Although Penn State and Barron himself filed a motion for the court to “quash third-party deposition subpoena directed to Eric J. Barron and for protective order,” the court officially denied this motion on Monday, and Barron’s deposition will proceed.
Barron has faced questions on the Sandusky scandal since the day he stepped foot into Old Main, but he tends to avoid the topic when possible.
“I’d rather not even talk about Sandusky,” he said last year. Now the Penn State president is being sucked directly into the action. Barron isn’t the only one getting called to Bellefonte either — the Paterno estate pursued subpoenas for 13 others last week who were on the NCAA’s committee on infractions when the sanctions were handed down.

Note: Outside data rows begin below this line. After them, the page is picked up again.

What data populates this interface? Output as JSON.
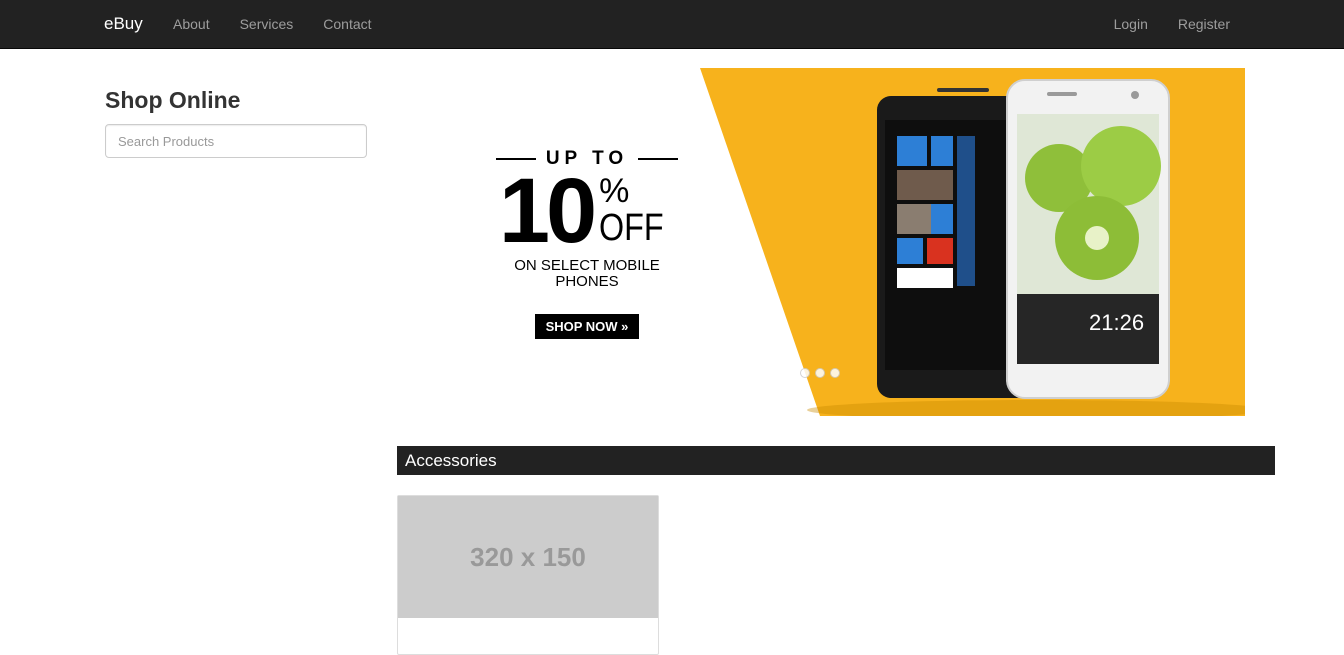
{
  "nav": {
    "brand": "eBuy",
    "links": [
      "About",
      "Services",
      "Contact"
    ],
    "right": [
      "Login",
      "Register"
    ]
  },
  "sidebar": {
    "title": "Shop Online",
    "search_placeholder": "Search Products"
  },
  "carousel": {
    "promo_up_to": "UP TO",
    "promo_number": "10",
    "promo_percent": "%",
    "promo_off": "OFF",
    "promo_sub": "ON SELECT MOBILE PHONES",
    "shop_now": "SHOP NOW »",
    "slide_count": 3,
    "active_slide": 1,
    "phone_time": "21:26",
    "colors": {
      "yellow": "#f7b21c"
    }
  },
  "section": {
    "title": "Accessories"
  },
  "product": {
    "image_label": "320 x 150"
  },
  "colors": {
    "navbar": "#222222",
    "nav_text": "#9d9d9d"
  }
}
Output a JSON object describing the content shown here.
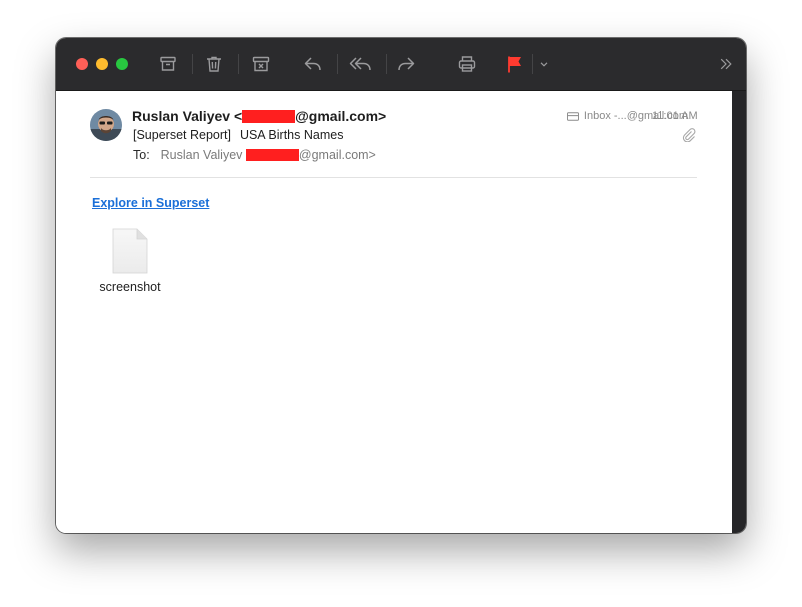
{
  "colors": {
    "toolbar_bg": "#2b2b2d",
    "flag": "#ff3b30",
    "link": "#1a6fd8",
    "redaction": "#ff1f1f"
  },
  "toolbar": {
    "buttons": [
      {
        "name": "archive",
        "icon": "archive-icon"
      },
      {
        "name": "delete",
        "icon": "trash-icon"
      },
      {
        "name": "junk",
        "icon": "junk-icon"
      },
      {
        "name": "reply",
        "icon": "reply-icon"
      },
      {
        "name": "reply-all",
        "icon": "reply-all-icon"
      },
      {
        "name": "forward",
        "icon": "forward-icon"
      },
      {
        "name": "print",
        "icon": "printer-icon"
      },
      {
        "name": "flag",
        "icon": "flag-icon"
      },
      {
        "name": "flag-menu",
        "icon": "chevron-down-icon"
      },
      {
        "name": "more",
        "icon": "double-chevron-right-icon"
      }
    ]
  },
  "message": {
    "sender_name": "Ruslan Valiyev <",
    "sender_domain": "@gmail.com>",
    "subject_prefix": "[Superset Report]",
    "subject_title": "USA Births Names",
    "to_label": "To:",
    "to_name": "Ruslan Valiyev",
    "to_domain": "@gmail.com>",
    "mailbox": "Inbox -...@gmail.com",
    "time": "11:01 AM",
    "has_attachment_icon": "paperclip-icon"
  },
  "body": {
    "link_text": "Explore in Superset",
    "attachment": {
      "name": "screenshot",
      "icon": "document-icon"
    }
  }
}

The Paterno Estate, Paterno, and Kenney originally sued the NCAA in Centre County Court for alleged breach of contract, intentional interference with contractual relations, injurious falsehood and commercial disparagement, defamation, and civil conspiracy, although some of these allegations have since been dismissed. The defendants include the NCAA, NCAA President Mark Emmert, and Ed Ray, the former NCAA executive committee chairman.
Both parties and Judge John Leete, who will rule on the case, agreed to a schedule in October that outlined both sides disclosing expert witnesses they intended to call on at trial by the end of May. The case is expected to conclude or move to trial by August.